Project / Mar 5, 2026 / 2 min read
Gairvis
A branded AI product surface that combines a public site with canvas-style work interfaces.
Gairvis is a branded AI product surface built around a public web presence and canvas-style work interfaces.
The goal is to make the AI layer feel like a real product, not another generic chat box. The public site gives the brand a front door. The canvas direction explores how work can happen visually, with context, structure, and room for agents to help without taking over the whole screen.
What it explores
- A Next.js web surface with brand, SEO, and product foundations.
- Canvas-style interaction patterns for AI-assisted work.
- Product structure that can grow beyond a static marketing page.
- Interface patterns where agents support the workflow instead of stealing the whole screen.
- Reliability improvements around the canvas-side product experience.
Why this project exists
A lot of AI products still feel like a prompt field with branding around it. That is fine for simple tasks, but it is not enough for workflows that need spatial structure, persistent context, and multiple pieces of information visible at once.

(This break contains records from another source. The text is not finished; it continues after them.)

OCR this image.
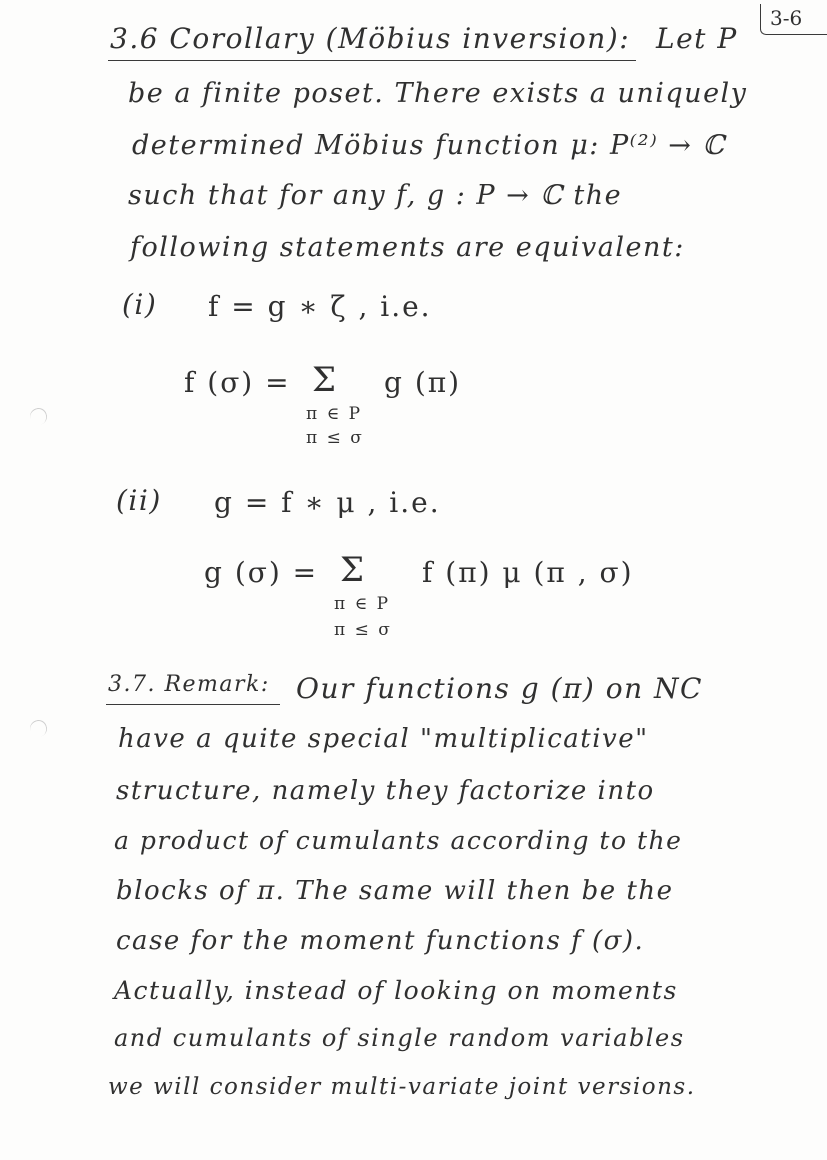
3-6
3.6 Corollary (Möbius inversion): Let P
be a finite poset. There exists a uniquely
determined Möbius function μ: P⁽²⁾ → ℂ
such that for any f, g : P → ℂ the
following statements are equivalent:
(i) f = g ∗ ζ , i.e.
f (σ) = Σ g (π)
π ∈ P
π ≤ σ
(ii) g = f ∗ μ , i.e.
g (σ) = Σ f (π) μ (π , σ)
π ∈ P
π ≤ σ
3.7. Remark: Our functions g (π) on NC
have a quite special "multiplicative"
structure, namely they factorize into
a product of cumulants according to the
blocks of π. The same will then be the
case for the moment functions f (σ).
Actually, instead of looking on moments
and cumulants of single random variables
we will consider multi-variate joint versions.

Gairvis explores a different surface. A canvas gives the product more room: documents, plans, generated outputs, references, and agent actions can exist side by side. The user does not have to compress every instruction into a single chat turn, and the agent does not have to pretend the whole workflow is linear.
Product story
The public site is the simple part: brand, positioning, and a front door. The more interesting part is the work surface. Canvas-style AI tools can make collaboration between humans and agents feel less like command-and-response and more like shared workspace.

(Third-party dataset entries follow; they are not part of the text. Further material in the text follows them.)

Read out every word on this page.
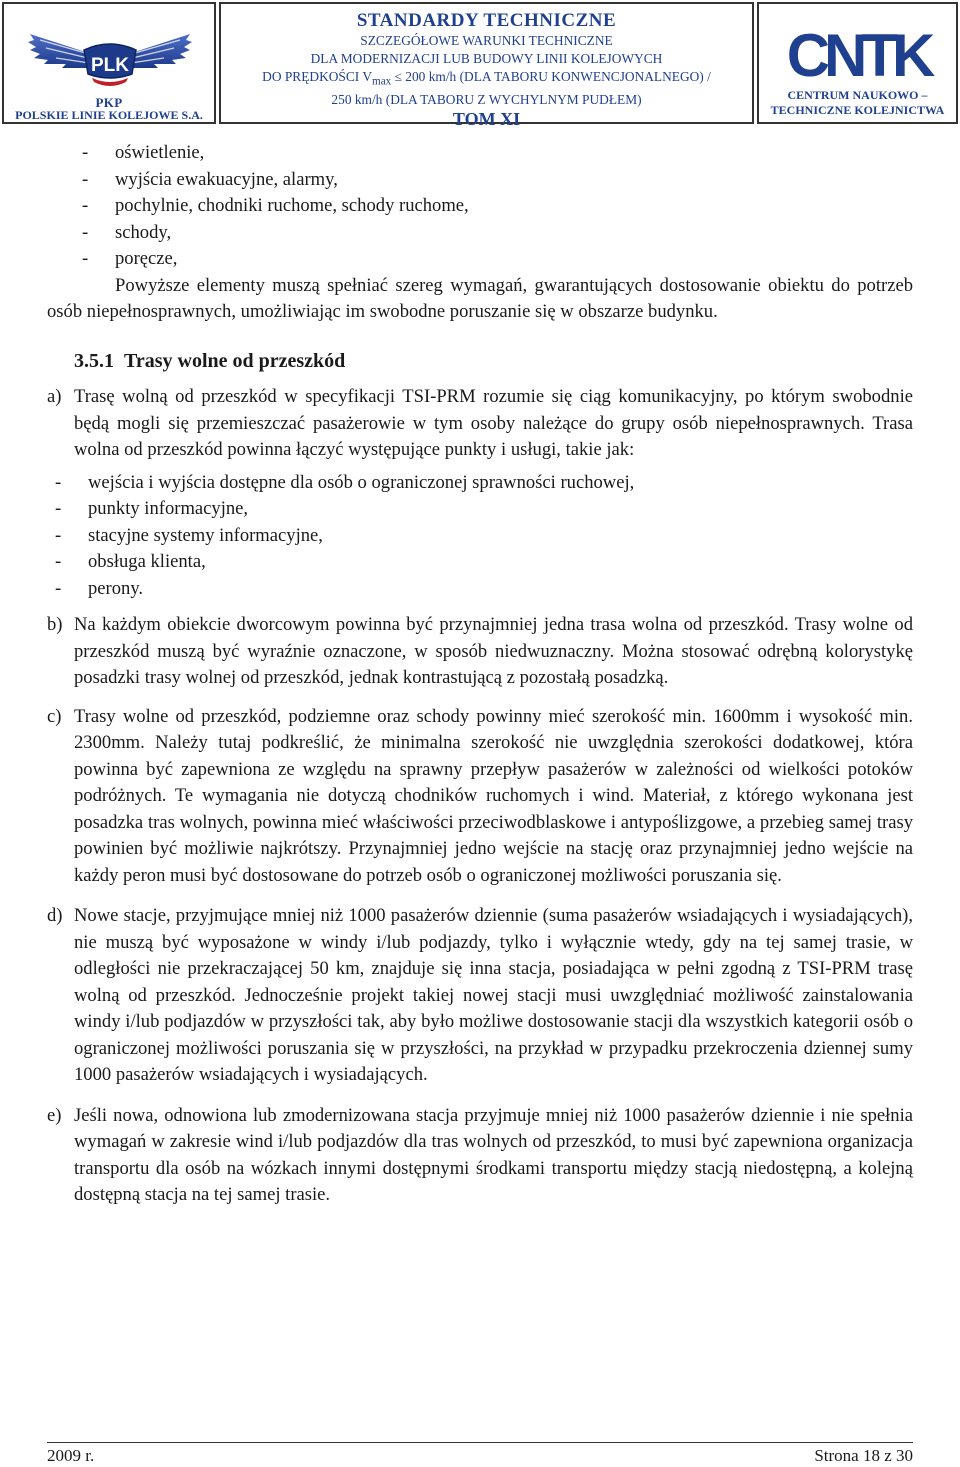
PLK
PKP
POLSKIE LINIE KOLEJOWE S.A.
STANDARDY TECHNICZNE
SZCZEGÓŁOWE WARUNKI TECHNICZNE
DLA MODERNIZACJI LUB BUDOWY LINII KOLEJOWYCH
DO PRĘDKOŚCI $V_{max} \le 200$ km/h (DLA TABORU KONWENCJONALNEGO) /
250 km/h (DLA TABORU Z WYCHYLNYM PUDŁEM)
TOM XI
CNTK
CENTRUM NAUKOWO –
TECHNICZNE KOLEJNICTWA
- oświetlenie,
- wyjścia ewakuacyjne, alarmy,
- pochylnie, chodniki ruchome, schody ruchome,
- schody,
- poręcze,

Powyższe elementy muszą spełniać szereg wymagań, gwarantujących dostosowanie obiektu do potrzeb osób niepełnosprawnych, umożliwiając im swobodne poruszanie się w obszarze budynku.

3.5.1 Trasy wolne od przeszkód
a) Trasę wolną od przeszkód w specyfikacji TSI-PRM rozumie się ciąg komunikacyjny, po którym swobodnie będą mogli się przemieszczać pasażerowie w tym osoby należące do grupy osób niepełnosprawnych. Trasa wolna od przeszkód powinna łączyć występujące punkty i usługi, takie jak:

- wejścia i wyjścia dostępne dla osób o ograniczonej sprawności ruchowej,
- punkty informacyjne,
- stacyjne systemy informacyjne,
- obsługa klienta,
- perony.
b) Na każdym obiekcie dworcowym powinna być przynajmniej jedna trasa wolna od przeszkód. Trasy wolne od przeszkód muszą być wyraźnie oznaczone, w sposób niedwuznaczny. Można stosować odrębną kolorystykę posadzki trasy wolnej od przeszkód, jednak kontrastującą z pozostałą posadzką.

c) Trasy wolne od przeszkód, podziemne oraz schody powinny mieć szerokość min. 1600mm i wysokość min. 2300mm. Należy tutaj podkreślić, że minimalna szerokość nie uwzględnia szerokości dodatkowej, która powinna być zapewniona ze względu na sprawny przepływ pasażerów w zależności od wielkości potoków podróżnych. Te wymagania nie dotyczą chodników ruchomych i wind. Materiał, z którego wykonana jest posadzka tras wolnych, powinna mieć właściwości przeciwodblaskowe i antypoślizgowe, a przebieg samej trasy powinien być możliwie najkrótszy. Przynajmniej jedno wejście na stację oraz przynajmniej jedno wejście na każdy peron musi być dostosowane do potrzeb osób o ograniczonej możliwości poruszania się.

d) Nowe stacje, przyjmujące mniej niż 1000 pasażerów dziennie (suma pasażerów wsiadających i wysiadających), nie muszą być wyposażone w windy i/lub podjazdy, tylko i wyłącznie wtedy, gdy na tej samej trasie, w odległości nie przekraczającej 50 km, znajduje się inna stacja, posiadająca w pełni zgodną z TSI-PRM trasę wolną od przeszkód. Jednocześnie projekt takiej nowej stacji musi uwzględniać możliwość zainstalowania windy i/lub podjazdów w przyszłości tak, aby było możliwe dostosowanie stacji dla wszystkich kategorii osób o ograniczonej możliwości poruszania się w przyszłości, na przykład w przypadku przekroczenia dziennej sumy 1000 pasażerów wsiadających i wysiadających.

e) Jeśli nowa, odnowiona lub zmodernizowana stacja przyjmuje mniej niż 1000 pasażerów dziennie i nie spełnia wymagań w zakresie wind i/lub podjazdów dla tras wolnych od przeszkód, to musi być zapewniona organizacja transportu dla osób na wózkach innymi dostępnymi środkami transportu między stacją niedostępną, a kolejną dostępną stacja na tej samej trasie.

2009 r.	Strona 18 z 30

That direction fits the broader Seb Builds pattern. Elson explores voice as an interface. Hermes explores agents as operators. Gairvis explores the visual work surface where those agents might become easier to direct, inspect, and correct.
Recent direction
Recent work focused on web structure, brand-ready components, and reliability improvements in the canvas-side product. The page is still early, but the project has enough shape to explain what it is exploring: better AI interfaces for work that needs context and structure.
Current direction
The next useful direction is making the canvas story more concrete: example workflows, clearer object types, better persistence, and stronger public demos that show why a canvas is better than a chat box for certain tasks.
Public boundary
This page describes the public product concept and interface direction. It does not expose private prototypes, credentials, unreleased customer workflows, or internal implementation details.